Bleibt negativ und lest!
Torsten Meinicke 

Jutta Wilkesmann, Wendeltreppe, Frankfurt:

Hier unser Empfehlungen – und bleibt alle schön gesund.

Henrik Siebold: Inspektor Takeda und die stille Schuld (Aufbau)

Louise Penny: Bei Sonnenaufgang (Kampa)

Holger Karsten Schmidt: Die Toten von Marnow (KiWi)

Tara Moss: Die Jägerin (Aufbau)

Ted Lewis: Körperverletzung (Pulp Master)

Amanda Cross: Die letzte Analyse (Dörlemann)

Jan Christian Schmidt von Kaliber.38:

Turbulent geht’s zu – rauf in schwindelerregende Höhen, und zack!, wieder runter ins Tal der Tränen. Über Nacht soll Multi-Unternehmer Elon Musk einen zweistelligen Milliardenbetrag seines privaten Vermögens eingebüßt haben. Schuld ist der Bitcoin, die berühmteste der mittlerweile mehr als 8000 Kryptowährungen. Was genau Kryptowährungen sind, wie Blockchain-Technologie und digitale Signaturen funktionieren, haben die wenigsten von uns verstanden – ich schon gar nicht! -, aber das Daten-Geld beinflusst Kapitalströme und damit unser Leben. „Montecrypto“ heisst ein brandaktueller Thriller von Tom Hillenbrand (Kiwi), der auf unterhaltsam-spannende Weise in den abstrakten Stoff einführt: Der spleenige Start-up-Unternehmer Gregory Hollister hat sein Vermögen größtenteils in Bitcoins angelegt. Als er bei einem Unfall ums Leben kommt, beginnt die Suche nach dem digitalen Schatz, den der kalifornische Unternehmer gut versteckt hat. Das milliardenschwere Vermögen lockt nicht nur professionelle Schatzsucher an, sondern weckt auch das Interesse ausländischer Geheimdienste, des FBI und der Mafia.
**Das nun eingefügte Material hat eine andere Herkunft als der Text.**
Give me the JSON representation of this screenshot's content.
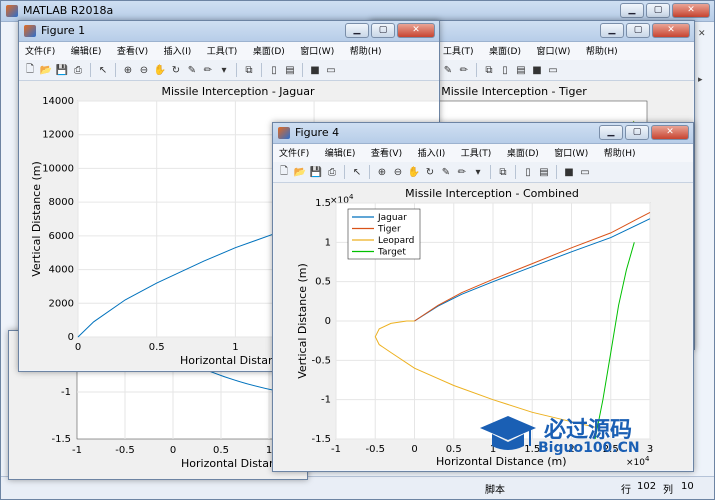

Privatdetektiv Ed Dante, von der Schwester des Verstorbenen engagiert, erkennt, dass Hollisters Hinterlassenschaft aus deutlich mehr als aus einem Haufen digitaler Münzen besteht. „Montecrypto“ ist ein Thriller über die neue internationale, digitale Finanzwirtschaft. Dass der Autor Tom Hillenbrand sich mit komplizierten technischen und digtitalen Fragen auskennt und diese spannend in Literatur umsetzen kann, hat er schon mehrfach gezeigt, etwa mit den Science-Fiction- bzw. near-future-Thrillern „Drohnenland“ und „Hologrammatica“. Das Buch ist eine erstklassige Gelegenheit, sich in das wichtige Thema „digitale Währungen“ einzuarbeiten.
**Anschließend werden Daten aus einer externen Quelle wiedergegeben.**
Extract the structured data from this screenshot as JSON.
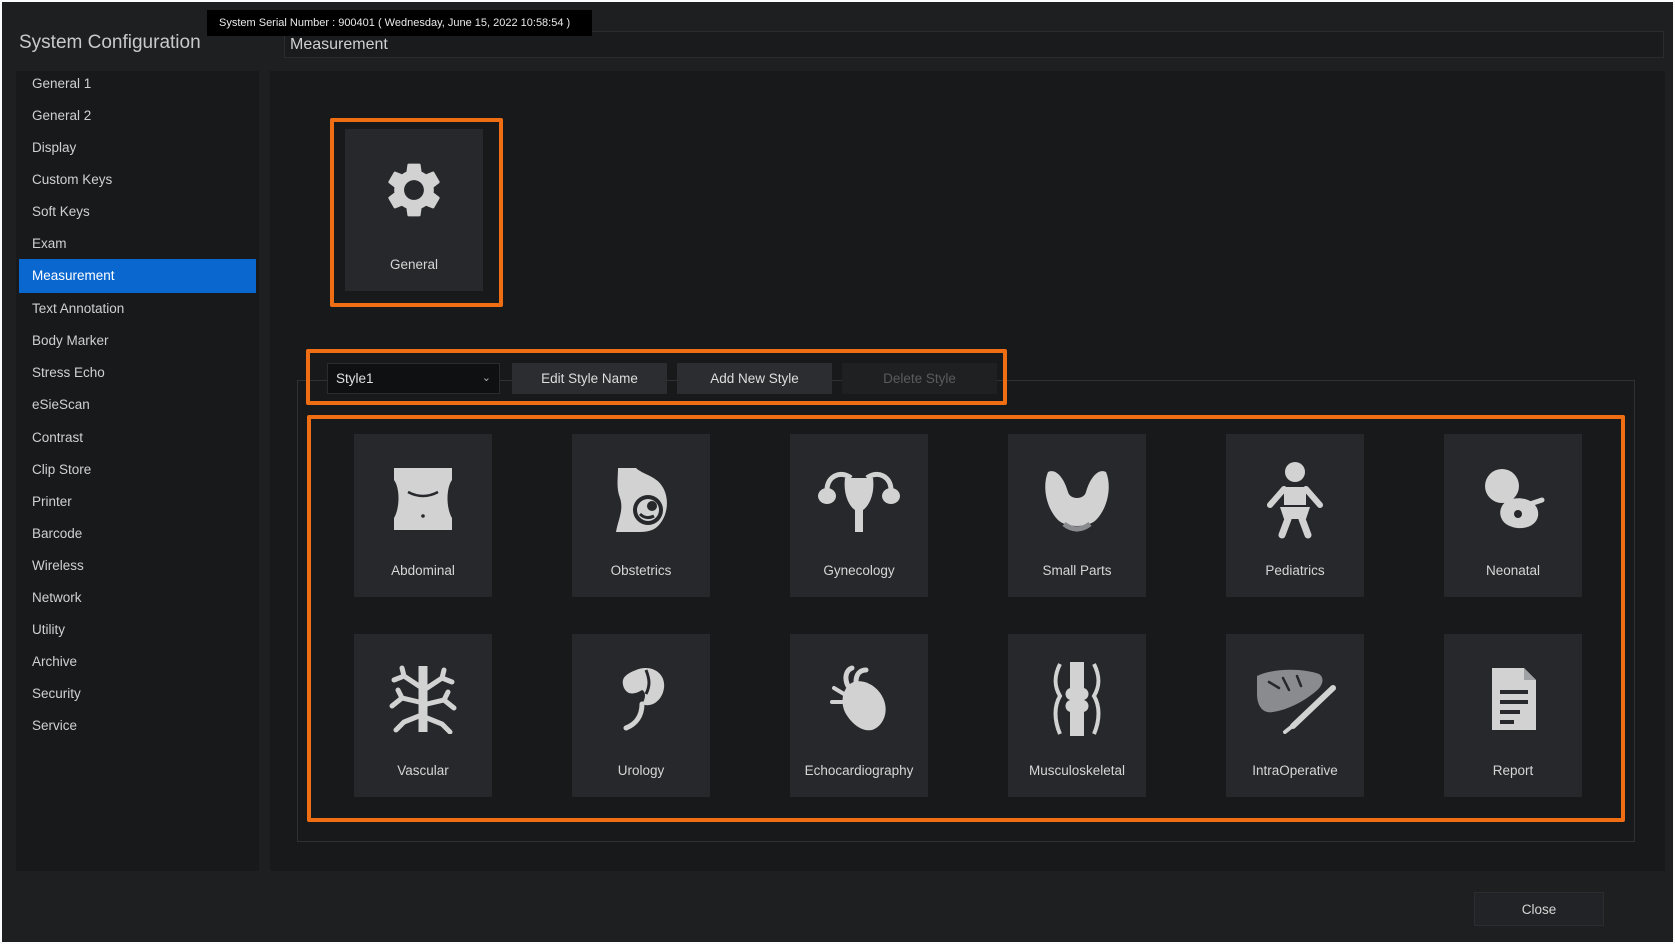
{
  "serial_bar": "System Serial Number : 900401 ( Wednesday, June 15, 2022 10:58:54 )",
  "app_title": "System Configuration",
  "section_title": "Measurement",
  "sidebar": {
    "active": "Measurement",
    "items": [
      {
        "label": "General 1"
      },
      {
        "label": "General 2"
      },
      {
        "label": "Display"
      },
      {
        "label": "Custom Keys"
      },
      {
        "label": "Soft Keys"
      },
      {
        "label": "Exam"
      },
      {
        "label": "Measurement"
      },
      {
        "label": "Text Annotation"
      },
      {
        "label": "Body Marker"
      },
      {
        "label": "Stress Echo"
      },
      {
        "label": "eSieScan"
      },
      {
        "label": "Contrast"
      },
      {
        "label": "Clip Store"
      },
      {
        "label": "Printer"
      },
      {
        "label": "Barcode"
      },
      {
        "label": "Wireless"
      },
      {
        "label": "Network"
      },
      {
        "label": "Utility"
      },
      {
        "label": "Archive"
      },
      {
        "label": "Security"
      },
      {
        "label": "Service"
      }
    ]
  },
  "general_tile": {
    "label": "General",
    "icon": "gear-icon"
  },
  "style_bar": {
    "selected_style": "Style1",
    "edit_label": "Edit Style Name",
    "add_label": "Add New Style",
    "delete_label": "Delete Style"
  },
  "apps": [
    {
      "label": "Abdominal",
      "icon": "abdomen-icon"
    },
    {
      "label": "Obstetrics",
      "icon": "pregnancy-icon"
    },
    {
      "label": "Gynecology",
      "icon": "uterus-icon"
    },
    {
      "label": "Small Parts",
      "icon": "thyroid-icon"
    },
    {
      "label": "Pediatrics",
      "icon": "baby-icon"
    },
    {
      "label": "Neonatal",
      "icon": "fetus-icon"
    },
    {
      "label": "Vascular",
      "icon": "vessel-icon"
    },
    {
      "label": "Urology",
      "icon": "kidney-icon"
    },
    {
      "label": "Echocardiography",
      "icon": "heart-icon"
    },
    {
      "label": "Musculoskeletal",
      "icon": "knee-icon"
    },
    {
      "label": "IntraOperative",
      "icon": "liver-scalpel-icon"
    },
    {
      "label": "Report",
      "icon": "document-icon"
    }
  ],
  "close_label": "Close",
  "colors": {
    "highlight": "#f06e13",
    "active": "#0a67d0",
    "icon": "#d2d2d2"
  }
}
Da ist er endlich, der mehrfach verschobene Thriller „Die Experten“ der Autorin Merle Kröger (Suhrkamp). Und prall ist er geworden – knapp siebenhundert eng bedruckte Seiten nach mehr als fünf Jahren Arbeit. Der Stoff: Ägypten zu Beginn der 60er Jahre. Präsident Nasser verpasst seinem Land ein ambitioniertes Rüstungsprogramm, mit dem er Ägypten an die Spitze der afrikanischen Staaten bringen will. Helfen sollen dabei ausländische Ingenieure – vor allem auch „Experten“ aus Deutschland, die sich schon in den Rüstungsprojekten der Nazis bewährten. Die Welt ist im Umbruch, und die Veränderungen werden in Kairo wie unter einem Brennglas sichtbar. Die junge Rita Hellberg, deren Vater für Präsident Nasser Flugzeuge baut, geniesst das Leben in der pulsierenden Millionen-Metropole – bis sie allmählich merkt, dass sie sich im Zentrum eines blutigen Konfliktes befindet, der mit allen Mitteln ausgefochten wird. Krögers Roman „Die Experten“ ist nicht konventionell runtererzählt, sondern – spannend das! – aufgebaut in drei Fotoalben mit Bildern der Jahre 1961 bis 1970: Jedes Kapitel beginnt mit der kurzen Beschreibung einer Fotografie, berichtet von den Umständen, die zur Entstehung des Bildes führten, und nähert sich so der Handlung an. Wir erwarten also keinen „klassischen Thriller“, sondern freuen uns auf „ein breit angelegtes, klug inszeniertes, lebendiges und hochspannendes Panorama mit Thrillerelementen“ (Frank Rumpel, SWR). Es gibt leider kein Inhaltsverzeichnis, aber am Ende des Buches findet sich ein Text von Stefanie Schulte Strathaus, deren Familie als Blaupause für die Familie Hellberg im Roman diente, ein Nachwort der Autorin Merle Kröger und ein mehrseitiges Quellenverzeichnis: Wenn das Buch schon collagenhaft aufgebaut ist, darf man sich auch eingeladen fühlen, an unterschiedlichen Ecken rumzuknuspern.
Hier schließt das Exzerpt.